Combat
SPECIAL INITIATIVE ACTIONS
Here are ways to change when you act during
combat by altering your place in the initiative order.
DELAY
By choosing to delay, you take no action and
then act normally on whatever initiative count you decide to act. When
you delay, you voluntarily reduce your own initiative result for the
rest of the combat. When your new, lower initiative count comes up
later in the same round, you can act normally. You can specify this new
initiative result or just wait until some time later in the round and
act then, thus fixing your new initiative count at that point.

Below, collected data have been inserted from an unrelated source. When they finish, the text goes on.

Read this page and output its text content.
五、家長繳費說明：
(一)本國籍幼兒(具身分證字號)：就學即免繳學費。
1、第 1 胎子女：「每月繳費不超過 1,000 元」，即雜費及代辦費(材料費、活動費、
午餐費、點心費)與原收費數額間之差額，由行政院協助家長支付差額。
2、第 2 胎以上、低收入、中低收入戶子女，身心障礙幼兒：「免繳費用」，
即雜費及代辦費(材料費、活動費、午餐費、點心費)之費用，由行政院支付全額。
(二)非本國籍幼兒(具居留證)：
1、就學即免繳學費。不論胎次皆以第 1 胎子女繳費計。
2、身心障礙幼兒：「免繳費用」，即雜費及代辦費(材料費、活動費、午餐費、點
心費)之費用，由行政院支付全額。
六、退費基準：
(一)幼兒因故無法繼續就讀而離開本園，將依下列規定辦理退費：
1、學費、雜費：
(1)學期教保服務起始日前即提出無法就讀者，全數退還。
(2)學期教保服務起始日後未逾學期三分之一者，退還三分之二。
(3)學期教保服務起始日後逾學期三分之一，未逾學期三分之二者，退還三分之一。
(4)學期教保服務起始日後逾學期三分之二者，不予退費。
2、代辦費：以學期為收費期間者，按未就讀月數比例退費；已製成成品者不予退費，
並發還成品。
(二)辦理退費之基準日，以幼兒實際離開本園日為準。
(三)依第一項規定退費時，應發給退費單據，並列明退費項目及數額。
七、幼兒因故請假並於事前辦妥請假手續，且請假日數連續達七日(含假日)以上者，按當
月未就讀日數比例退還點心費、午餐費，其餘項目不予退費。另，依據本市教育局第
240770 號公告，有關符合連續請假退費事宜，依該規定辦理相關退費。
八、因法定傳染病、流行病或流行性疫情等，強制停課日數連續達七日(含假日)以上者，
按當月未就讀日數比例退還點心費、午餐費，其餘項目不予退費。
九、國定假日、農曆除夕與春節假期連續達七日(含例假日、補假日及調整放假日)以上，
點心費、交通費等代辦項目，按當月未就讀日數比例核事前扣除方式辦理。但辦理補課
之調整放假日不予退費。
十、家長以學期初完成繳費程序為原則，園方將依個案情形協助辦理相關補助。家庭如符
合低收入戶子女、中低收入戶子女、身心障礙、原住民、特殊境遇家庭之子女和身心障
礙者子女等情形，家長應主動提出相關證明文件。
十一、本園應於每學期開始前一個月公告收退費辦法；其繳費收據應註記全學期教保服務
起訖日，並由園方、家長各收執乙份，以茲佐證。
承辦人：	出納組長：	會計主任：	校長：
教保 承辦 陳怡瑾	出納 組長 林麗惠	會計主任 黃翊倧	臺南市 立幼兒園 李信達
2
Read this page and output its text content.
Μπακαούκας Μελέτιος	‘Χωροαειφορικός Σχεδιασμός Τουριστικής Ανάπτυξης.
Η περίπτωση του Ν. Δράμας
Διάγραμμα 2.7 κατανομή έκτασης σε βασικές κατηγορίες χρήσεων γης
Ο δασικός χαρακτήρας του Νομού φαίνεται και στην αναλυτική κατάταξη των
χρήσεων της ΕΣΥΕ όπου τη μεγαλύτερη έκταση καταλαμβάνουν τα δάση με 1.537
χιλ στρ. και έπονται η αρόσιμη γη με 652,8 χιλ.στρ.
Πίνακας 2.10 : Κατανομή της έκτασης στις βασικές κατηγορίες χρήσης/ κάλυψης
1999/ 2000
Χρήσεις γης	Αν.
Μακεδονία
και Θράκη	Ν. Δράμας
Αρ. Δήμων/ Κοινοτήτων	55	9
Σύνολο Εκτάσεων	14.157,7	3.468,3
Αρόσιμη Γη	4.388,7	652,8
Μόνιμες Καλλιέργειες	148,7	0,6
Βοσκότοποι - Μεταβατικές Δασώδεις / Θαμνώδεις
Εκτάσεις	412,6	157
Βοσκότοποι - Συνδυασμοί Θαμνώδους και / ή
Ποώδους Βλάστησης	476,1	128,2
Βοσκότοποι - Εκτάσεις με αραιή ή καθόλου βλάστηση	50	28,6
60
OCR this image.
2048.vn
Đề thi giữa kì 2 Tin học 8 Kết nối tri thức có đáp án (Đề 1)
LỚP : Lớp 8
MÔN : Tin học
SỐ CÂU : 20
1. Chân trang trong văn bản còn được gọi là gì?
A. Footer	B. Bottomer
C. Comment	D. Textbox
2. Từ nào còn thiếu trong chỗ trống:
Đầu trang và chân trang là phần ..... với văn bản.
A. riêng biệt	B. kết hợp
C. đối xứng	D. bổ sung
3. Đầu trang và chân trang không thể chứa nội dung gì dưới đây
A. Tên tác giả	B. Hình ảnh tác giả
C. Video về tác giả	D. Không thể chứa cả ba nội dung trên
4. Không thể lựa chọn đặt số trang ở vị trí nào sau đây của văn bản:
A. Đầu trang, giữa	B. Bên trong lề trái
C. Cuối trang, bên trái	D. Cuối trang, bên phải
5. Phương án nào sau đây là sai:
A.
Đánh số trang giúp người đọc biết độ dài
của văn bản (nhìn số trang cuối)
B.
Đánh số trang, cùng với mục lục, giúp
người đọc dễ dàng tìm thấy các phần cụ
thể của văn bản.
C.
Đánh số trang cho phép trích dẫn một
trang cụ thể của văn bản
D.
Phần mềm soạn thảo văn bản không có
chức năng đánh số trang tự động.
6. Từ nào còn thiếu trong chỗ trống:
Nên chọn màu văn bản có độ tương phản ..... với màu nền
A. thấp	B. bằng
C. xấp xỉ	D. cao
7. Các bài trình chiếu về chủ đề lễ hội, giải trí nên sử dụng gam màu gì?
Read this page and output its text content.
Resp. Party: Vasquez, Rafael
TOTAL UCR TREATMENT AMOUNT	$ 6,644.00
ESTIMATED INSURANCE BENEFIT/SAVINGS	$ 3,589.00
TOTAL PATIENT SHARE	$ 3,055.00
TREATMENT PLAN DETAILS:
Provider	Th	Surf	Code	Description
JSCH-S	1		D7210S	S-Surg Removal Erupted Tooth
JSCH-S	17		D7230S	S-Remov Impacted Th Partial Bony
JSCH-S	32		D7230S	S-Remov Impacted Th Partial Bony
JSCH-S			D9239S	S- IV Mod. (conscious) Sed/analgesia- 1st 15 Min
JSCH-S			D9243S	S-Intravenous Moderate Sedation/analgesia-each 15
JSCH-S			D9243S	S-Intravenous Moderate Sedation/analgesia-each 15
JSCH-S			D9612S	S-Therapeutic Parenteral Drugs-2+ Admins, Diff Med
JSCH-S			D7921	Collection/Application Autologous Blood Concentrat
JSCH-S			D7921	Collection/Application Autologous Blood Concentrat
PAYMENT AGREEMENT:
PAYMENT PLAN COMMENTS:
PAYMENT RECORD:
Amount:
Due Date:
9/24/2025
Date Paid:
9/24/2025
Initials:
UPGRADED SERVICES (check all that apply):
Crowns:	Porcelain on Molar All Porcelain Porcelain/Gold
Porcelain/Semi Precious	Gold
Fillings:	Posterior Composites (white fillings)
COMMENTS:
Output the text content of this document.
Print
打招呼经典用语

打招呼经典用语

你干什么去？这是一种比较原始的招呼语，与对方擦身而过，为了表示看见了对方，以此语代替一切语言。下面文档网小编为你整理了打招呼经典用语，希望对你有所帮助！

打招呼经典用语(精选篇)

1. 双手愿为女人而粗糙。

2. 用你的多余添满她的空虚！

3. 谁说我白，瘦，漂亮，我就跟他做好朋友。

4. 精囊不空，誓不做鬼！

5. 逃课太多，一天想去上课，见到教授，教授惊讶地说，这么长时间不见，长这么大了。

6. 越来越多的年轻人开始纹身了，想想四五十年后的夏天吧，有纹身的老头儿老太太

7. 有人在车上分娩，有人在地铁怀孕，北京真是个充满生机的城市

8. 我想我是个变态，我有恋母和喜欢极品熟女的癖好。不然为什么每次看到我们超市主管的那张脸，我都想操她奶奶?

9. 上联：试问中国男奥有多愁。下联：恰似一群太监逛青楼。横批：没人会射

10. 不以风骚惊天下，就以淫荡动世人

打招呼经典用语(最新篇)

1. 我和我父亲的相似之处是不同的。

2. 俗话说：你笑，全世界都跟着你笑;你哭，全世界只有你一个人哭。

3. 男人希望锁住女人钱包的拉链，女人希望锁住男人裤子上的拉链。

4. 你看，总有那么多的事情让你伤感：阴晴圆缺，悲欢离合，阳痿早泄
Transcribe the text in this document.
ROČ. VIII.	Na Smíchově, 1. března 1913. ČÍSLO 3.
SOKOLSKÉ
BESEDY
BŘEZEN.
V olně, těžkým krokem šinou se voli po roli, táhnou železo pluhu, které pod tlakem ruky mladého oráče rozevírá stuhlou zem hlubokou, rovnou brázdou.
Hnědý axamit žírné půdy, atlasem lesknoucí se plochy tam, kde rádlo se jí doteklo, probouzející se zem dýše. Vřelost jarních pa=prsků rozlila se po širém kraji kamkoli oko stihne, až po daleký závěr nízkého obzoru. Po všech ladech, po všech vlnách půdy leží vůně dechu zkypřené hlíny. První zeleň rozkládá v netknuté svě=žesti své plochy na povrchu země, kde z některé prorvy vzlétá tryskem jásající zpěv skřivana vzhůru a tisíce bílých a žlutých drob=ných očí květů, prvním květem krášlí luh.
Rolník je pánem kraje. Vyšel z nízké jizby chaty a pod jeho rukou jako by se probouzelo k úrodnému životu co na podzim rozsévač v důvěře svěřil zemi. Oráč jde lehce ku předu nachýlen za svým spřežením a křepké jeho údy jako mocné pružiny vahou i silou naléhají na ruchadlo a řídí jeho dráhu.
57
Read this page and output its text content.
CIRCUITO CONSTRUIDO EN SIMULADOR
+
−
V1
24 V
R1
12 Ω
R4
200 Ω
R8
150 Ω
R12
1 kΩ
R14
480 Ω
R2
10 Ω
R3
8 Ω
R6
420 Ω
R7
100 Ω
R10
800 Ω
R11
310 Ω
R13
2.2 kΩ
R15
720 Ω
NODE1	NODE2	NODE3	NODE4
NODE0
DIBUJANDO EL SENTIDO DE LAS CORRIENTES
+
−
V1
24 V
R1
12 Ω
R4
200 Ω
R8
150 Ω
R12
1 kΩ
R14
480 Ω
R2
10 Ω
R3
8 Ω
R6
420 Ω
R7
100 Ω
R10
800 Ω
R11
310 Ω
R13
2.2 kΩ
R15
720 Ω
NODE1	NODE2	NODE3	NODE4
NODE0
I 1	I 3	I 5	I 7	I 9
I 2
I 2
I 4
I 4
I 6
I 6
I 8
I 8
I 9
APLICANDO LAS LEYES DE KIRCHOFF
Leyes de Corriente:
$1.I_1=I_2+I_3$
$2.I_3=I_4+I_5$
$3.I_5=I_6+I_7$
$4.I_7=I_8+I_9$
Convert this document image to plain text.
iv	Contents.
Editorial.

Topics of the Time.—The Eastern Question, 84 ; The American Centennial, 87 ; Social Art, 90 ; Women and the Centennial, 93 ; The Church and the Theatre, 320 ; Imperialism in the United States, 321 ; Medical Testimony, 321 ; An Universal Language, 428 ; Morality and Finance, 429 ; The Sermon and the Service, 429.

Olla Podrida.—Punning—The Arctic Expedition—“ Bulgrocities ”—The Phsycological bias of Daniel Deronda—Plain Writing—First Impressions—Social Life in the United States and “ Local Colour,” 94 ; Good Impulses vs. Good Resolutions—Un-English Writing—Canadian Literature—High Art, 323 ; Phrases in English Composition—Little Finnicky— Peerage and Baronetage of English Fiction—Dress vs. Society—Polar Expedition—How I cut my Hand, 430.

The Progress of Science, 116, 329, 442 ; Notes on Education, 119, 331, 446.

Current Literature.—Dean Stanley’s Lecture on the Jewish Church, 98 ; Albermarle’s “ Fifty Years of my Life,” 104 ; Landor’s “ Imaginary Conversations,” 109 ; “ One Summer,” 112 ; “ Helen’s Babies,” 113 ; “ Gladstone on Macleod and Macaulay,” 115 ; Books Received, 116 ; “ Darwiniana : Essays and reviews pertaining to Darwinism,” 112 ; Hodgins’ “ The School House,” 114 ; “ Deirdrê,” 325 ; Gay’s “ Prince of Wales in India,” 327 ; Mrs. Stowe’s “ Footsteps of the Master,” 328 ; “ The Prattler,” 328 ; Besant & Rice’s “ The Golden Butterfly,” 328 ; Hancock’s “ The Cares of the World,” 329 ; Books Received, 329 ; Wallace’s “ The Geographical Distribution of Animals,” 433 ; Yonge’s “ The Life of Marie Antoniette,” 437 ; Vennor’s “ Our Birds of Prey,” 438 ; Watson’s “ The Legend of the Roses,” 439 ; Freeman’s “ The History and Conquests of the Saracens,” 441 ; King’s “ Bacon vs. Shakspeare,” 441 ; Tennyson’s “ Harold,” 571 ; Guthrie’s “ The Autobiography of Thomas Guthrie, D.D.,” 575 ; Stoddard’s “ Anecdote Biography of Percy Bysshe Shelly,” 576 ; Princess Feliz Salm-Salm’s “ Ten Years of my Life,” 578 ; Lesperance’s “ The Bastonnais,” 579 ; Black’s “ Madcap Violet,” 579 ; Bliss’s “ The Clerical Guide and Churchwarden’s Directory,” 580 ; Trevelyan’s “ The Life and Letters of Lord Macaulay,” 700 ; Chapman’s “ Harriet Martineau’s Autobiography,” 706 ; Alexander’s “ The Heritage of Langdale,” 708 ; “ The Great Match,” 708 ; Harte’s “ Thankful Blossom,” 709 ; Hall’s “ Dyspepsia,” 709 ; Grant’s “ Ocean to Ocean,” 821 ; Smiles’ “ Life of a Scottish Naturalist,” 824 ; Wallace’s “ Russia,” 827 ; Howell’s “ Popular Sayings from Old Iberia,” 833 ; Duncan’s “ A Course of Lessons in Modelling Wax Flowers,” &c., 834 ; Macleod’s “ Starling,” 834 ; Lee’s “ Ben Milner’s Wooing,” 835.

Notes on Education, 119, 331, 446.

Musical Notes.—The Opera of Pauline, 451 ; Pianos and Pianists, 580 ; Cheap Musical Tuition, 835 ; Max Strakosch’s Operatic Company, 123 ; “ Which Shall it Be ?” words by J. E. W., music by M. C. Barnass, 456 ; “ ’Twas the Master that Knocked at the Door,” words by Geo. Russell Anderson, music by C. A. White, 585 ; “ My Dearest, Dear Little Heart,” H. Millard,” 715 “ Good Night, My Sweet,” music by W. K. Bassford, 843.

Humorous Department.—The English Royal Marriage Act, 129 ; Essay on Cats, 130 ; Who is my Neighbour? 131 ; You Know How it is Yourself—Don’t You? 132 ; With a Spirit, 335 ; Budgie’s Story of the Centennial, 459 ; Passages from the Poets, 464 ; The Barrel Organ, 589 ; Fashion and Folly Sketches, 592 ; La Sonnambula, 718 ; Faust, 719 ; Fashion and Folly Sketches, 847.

You never get back the time you spend waiting to see what’s
going to happen. You can’t, however, interrupt anyone else’s action (as
you can with a readied action).
Initiative Consequences of Delaying: Your initiative
result becomes the count on which you took the delayed action. If you
come to your next action and have not yet performed an action, you
don’t get to take a delayed action (though you can delay again). If you
take a delayed action in the next round, before your regular turn comes
up, your initiative count rises to that new point in the order of
battle, and you do not get your regular action that round.
READY
The ready action lets you prepare to take an
action later, after your turn is over but before your next one has
begun. Readying is a standard action. It does not provoke an attack of
opportunity (though the action that you ready might do so).
Readying an Action: You can ready a standard action, a
move action, or a free action. To do so, specify the action you will
take and the conditions under which you will take it. Then, any time
before your next action, you may take the readied action in response to
that condition. The action occurs just before the action that triggers
it. If the triggered action is part of another character’s activities,
you interrupt the other character. Assuming he is still capable of
doing so, he continues his actions once you complete your readied
action. Your initiative result changes. For the rest of the encounter,
your initiative result is the count on which you took the readied
action, and you act immediately ahead of the character whose action
triggered your readied action.
You can take a 5-foot step as part of your readied action, but
only if you don’t otherwise move any distance during the round.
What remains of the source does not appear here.